Śmieci z pojemników dowożone są na bazę ZUK, gdzie poddaje się je wtórnej segregacji. Na początek usuwane jest to, co do odzysku nie jest, a następnie resztę dzieli się na "gatunki". Plastik - na "pety" (według kolorów: białe, żółte, niebieskie) i resztę, szkło - na białe i kolorowe, a z kolei papier segregowany jest na pakowy (kartony) i gazetowy, ale nie tylko. Zmieniły się bowiem zasady, o których informowały rozpowszechniane na początku roku ulotki.
- Do pojemników z papierem należy wrzucać kartonowe i foliowane od środka opakowania po mleku czy sokach - wyjaśnia Andrzej Pleskot dodając, że według początkowych zasad tego akurat nie wolno było robić. - Są one wysegregowywane i odrębnie sprzedawane, a wartość mają większą niż inne rodzaje papieru.

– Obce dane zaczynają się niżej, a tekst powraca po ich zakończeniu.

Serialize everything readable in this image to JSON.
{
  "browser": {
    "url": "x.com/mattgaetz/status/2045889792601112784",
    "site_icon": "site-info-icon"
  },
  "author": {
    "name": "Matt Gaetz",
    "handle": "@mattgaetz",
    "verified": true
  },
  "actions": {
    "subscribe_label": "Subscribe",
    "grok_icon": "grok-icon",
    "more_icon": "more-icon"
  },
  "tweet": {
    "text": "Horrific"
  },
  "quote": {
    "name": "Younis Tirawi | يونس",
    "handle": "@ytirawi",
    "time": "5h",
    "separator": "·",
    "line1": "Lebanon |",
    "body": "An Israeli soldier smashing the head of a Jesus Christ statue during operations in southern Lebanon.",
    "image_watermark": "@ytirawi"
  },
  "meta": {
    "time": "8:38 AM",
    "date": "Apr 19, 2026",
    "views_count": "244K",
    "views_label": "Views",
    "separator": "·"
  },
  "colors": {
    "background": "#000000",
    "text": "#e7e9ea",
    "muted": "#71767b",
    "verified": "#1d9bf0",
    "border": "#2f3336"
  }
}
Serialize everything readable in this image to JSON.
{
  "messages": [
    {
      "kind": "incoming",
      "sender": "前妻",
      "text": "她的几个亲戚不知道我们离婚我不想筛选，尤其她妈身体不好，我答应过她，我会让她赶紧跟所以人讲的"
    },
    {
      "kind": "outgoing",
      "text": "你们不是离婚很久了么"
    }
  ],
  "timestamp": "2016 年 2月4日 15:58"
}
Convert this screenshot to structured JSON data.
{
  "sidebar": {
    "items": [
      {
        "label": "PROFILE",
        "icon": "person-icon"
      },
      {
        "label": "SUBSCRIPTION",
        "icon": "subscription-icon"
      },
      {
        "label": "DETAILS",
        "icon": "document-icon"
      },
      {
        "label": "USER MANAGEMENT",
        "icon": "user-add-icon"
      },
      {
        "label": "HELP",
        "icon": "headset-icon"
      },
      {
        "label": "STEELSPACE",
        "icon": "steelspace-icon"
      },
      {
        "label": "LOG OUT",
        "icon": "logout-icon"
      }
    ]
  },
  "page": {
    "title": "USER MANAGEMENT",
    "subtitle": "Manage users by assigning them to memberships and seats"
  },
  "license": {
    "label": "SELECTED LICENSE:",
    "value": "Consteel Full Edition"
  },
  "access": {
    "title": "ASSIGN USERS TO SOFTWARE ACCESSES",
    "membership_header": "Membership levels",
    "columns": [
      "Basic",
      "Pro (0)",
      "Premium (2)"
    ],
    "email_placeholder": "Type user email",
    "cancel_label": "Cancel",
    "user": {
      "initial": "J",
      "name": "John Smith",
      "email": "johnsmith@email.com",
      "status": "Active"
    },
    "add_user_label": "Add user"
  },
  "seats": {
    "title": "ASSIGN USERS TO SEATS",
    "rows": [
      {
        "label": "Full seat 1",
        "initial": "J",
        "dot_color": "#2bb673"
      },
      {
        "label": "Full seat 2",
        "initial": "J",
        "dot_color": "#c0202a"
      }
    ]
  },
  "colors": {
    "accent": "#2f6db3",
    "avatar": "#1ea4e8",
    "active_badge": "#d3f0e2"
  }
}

Nie tylko kwestie pieniężne zaważyły na segregacyjnych zmianach. To jest też wymóg Organizacji Odzysku "Rekopol", z którą miasto ma zawarte porozumienie, a ZUK - umowę. Na jej podstawie organizacja ta dotuje szczycieńską segregację, dopłacając do każdej tony zebranych odpadów.
- Nie pokrywa to, oczywiście, wszystkich kosztów segregacji, podobnie jak i dochód ze sprzedaży surowców wtórnych - mówi dyrektor. Na przykład za tonę białego szkła przedsiębiorstwa skupujące płacą 70 zł, a kolorowego - 30 zł. Kilogram papieru pakowego kosztuje 16 groszy.
Wtórną segregacją zajmuje się czterech pracowników firmy, którzy zostali dodatkowo zatrudnieni w tym roku.
- I ledwo nadążają, tyle się tego odzyskuje - dyrektor Pleskot nie kryje zadowolenia, choć "obsługa" segregacji stwarza też wiele dodatkowej pracy i problemów. - Przydałoby się więcej ludzi, ale na dalsze zwiększenie zatrudnienia na razie nas nie stać.